The plant employs 3,700 people, is supplied by more than 500 farmers and slaughters around 20,000 hogs per day.

Shutdowns worsen farm crisis

The bosses shutdowns are also ruining hog farmers, who have to euthanize large numbers of their stock. The hog industry is organized on a just-in-time basis. Young animals are already on their way to take the space in the hog barns of pigs slated to be slaughtered. But with up to 20% of hog production shut down, many farmers have no place to put their livestock.

According to the Star Tribune, Minnesota hog farmers may be forced to euthanize more than 200,000 hogs in April.

Hog farming has become dominated by big meat monopolies, with farmers raising hogs that are the property of the company owners. But farmers are only paid when the hogs go to slaughter. “The farmer gives up controlling every aspect of how the pigs are raised, but they carry all the risk,” Nebraska farmer Vern Jantzen told the Militant in a phone interview.

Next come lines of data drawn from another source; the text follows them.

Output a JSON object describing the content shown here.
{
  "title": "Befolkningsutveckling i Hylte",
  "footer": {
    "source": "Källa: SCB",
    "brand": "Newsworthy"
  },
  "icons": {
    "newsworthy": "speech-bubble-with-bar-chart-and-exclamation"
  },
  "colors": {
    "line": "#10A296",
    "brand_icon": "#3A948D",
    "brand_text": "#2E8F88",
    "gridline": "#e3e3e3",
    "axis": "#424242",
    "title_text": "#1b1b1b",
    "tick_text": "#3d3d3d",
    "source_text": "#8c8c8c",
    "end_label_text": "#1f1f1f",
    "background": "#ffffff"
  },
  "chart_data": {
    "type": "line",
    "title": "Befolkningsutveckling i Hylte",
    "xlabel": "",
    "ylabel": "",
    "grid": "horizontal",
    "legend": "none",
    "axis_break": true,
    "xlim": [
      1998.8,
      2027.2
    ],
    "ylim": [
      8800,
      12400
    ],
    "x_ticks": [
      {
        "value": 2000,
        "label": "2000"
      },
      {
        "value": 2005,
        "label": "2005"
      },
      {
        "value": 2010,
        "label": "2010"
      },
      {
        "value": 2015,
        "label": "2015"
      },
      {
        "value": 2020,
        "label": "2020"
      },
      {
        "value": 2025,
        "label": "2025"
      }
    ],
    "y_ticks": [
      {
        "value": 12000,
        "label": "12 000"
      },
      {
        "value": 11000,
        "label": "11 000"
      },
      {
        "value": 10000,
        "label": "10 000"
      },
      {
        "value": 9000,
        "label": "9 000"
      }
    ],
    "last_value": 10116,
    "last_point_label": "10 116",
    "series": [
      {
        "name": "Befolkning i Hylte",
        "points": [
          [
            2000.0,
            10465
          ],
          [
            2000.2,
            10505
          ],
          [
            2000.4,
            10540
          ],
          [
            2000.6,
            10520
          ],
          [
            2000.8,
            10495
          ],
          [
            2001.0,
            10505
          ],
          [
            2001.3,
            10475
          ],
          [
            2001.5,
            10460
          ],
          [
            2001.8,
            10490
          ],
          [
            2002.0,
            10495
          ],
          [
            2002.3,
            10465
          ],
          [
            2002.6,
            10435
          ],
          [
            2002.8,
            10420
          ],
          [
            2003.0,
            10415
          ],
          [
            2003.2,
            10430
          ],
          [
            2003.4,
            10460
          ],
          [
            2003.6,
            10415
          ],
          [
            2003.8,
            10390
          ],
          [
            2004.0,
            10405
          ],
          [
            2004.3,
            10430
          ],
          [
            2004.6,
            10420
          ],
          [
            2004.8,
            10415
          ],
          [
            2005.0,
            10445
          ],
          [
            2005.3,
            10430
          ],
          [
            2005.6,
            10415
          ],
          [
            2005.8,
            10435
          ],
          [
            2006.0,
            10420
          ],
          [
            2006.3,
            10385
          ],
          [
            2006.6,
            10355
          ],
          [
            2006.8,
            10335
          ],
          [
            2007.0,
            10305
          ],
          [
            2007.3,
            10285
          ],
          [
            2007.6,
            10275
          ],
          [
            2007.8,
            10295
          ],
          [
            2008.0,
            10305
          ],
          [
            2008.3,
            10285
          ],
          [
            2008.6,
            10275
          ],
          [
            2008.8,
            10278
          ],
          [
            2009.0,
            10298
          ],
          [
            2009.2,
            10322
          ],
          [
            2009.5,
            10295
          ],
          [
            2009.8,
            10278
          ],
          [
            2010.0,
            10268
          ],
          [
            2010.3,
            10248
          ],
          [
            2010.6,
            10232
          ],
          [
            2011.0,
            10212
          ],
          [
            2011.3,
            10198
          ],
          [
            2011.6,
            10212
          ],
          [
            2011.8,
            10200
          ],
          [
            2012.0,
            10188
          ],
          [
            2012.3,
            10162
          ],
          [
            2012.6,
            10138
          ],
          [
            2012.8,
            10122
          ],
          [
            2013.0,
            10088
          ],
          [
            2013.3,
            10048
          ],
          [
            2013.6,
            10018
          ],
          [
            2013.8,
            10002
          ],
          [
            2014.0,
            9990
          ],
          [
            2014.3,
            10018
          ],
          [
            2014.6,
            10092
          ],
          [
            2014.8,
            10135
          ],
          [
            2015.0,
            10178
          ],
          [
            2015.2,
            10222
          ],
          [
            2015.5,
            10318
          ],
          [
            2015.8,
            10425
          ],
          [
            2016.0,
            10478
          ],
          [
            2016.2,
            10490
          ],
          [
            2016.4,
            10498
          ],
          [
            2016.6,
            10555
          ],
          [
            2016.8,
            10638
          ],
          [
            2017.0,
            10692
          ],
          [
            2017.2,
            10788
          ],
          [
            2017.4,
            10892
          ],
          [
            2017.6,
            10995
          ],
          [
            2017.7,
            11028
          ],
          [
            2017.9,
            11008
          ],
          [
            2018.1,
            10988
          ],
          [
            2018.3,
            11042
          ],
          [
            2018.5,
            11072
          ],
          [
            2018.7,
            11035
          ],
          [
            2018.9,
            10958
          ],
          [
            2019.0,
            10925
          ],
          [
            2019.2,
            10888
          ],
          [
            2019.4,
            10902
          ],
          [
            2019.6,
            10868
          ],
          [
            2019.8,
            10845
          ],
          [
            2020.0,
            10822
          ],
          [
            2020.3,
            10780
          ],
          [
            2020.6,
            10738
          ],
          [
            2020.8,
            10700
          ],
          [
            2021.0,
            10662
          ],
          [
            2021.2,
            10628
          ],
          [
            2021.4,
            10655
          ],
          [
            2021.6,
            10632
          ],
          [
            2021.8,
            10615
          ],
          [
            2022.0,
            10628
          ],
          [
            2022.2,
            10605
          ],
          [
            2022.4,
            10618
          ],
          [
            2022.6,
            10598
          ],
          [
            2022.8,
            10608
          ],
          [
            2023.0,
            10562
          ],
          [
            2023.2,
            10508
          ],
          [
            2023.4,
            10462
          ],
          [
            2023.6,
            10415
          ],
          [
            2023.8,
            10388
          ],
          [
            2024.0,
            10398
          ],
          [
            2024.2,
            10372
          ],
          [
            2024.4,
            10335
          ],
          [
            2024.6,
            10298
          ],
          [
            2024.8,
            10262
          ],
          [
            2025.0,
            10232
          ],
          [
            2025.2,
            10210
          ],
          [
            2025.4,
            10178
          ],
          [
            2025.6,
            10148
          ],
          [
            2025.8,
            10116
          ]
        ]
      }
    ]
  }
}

Jantzen is president of a council that operates a hotline for farmers in distress. “Some farmers are really backed into a corner. Lenders are telling some that there will be no more loans. Bankruptcies are going up.”

Larry Bailey, who farms outside of Columbus, Nebraska, told the Militant, “The worst is yet to come.  For now, farmers still have to borrow. You still have to plant. Even though we don’t know how bad things are going to get.”

As the Militant went to press, President Donald Trump invoked the Defense Production Act, directing bosses at beef, pork, poultry and egg production plants to keep them open. Safety and health of workers continues to be placed in the hands of the bosses.

David Rosenfeld was a packinghouse worker in Iowa and Nebraska. He currently works at Walmart and is SWP candidate for U.S. Senate in Minnesota.